Jim Terry said the family suspected foul play all along, and Muldavin's behavior made him suspicious.

"I don't know why her husband would come back by himself and say she was missing and not stick around to find out what was going on," he said.

(READ MORE: Tennessee woman's sleuthing helps identify Georgia man's body after 37 years)

Meanwhile, Muldavin remains at the center of investigators' radar.

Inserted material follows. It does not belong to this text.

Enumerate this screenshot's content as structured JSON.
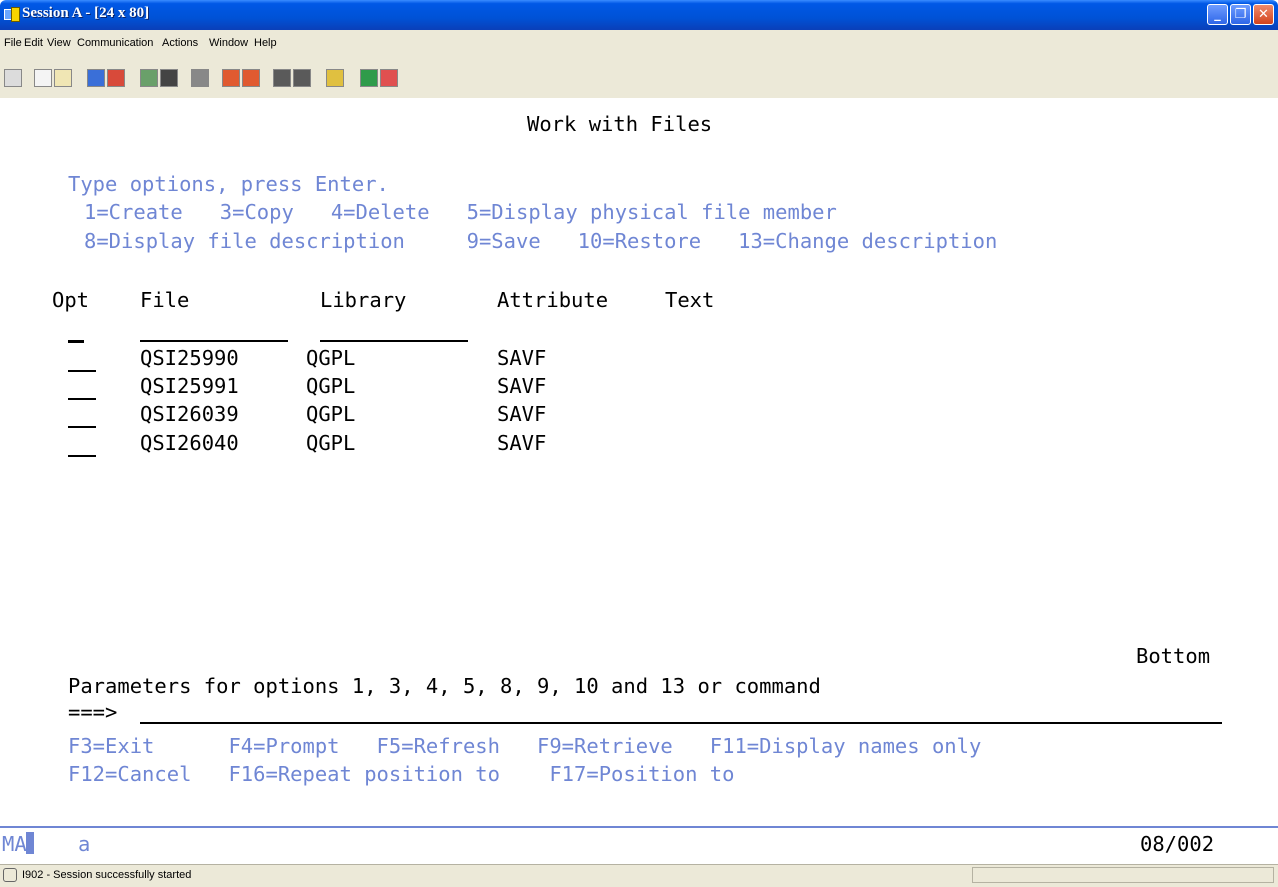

Massachusetts State Police, the Cape & Islands District Attorney's Office and the Provincetown Police Department issued a statement Wednesday seeking information related to Ruth Terry's late husband from 1974.

Muldavin, born Oct. 27, 1923, was described as a white man who also used the names of Raoul Guy Rockwell and Guy Muldavin Rockwell, according to the statement.

Anyone with information related to the case can call 800-KAPTURE, text 226787, or email MSPTips@pol.state.ma.us.

Marion County Mayor David Jackson said the Terry family in the Whitwell area had grown smaller over the years, but he believed family members would gain closure from the cold case identification.

"It's tragic when something like this happens," Jackson said Friday in a phone interview. "It's a cold case that's been solved. I've been to the Cape a couple of times. It's ironic that a body from Marion County would be found in that part of the country."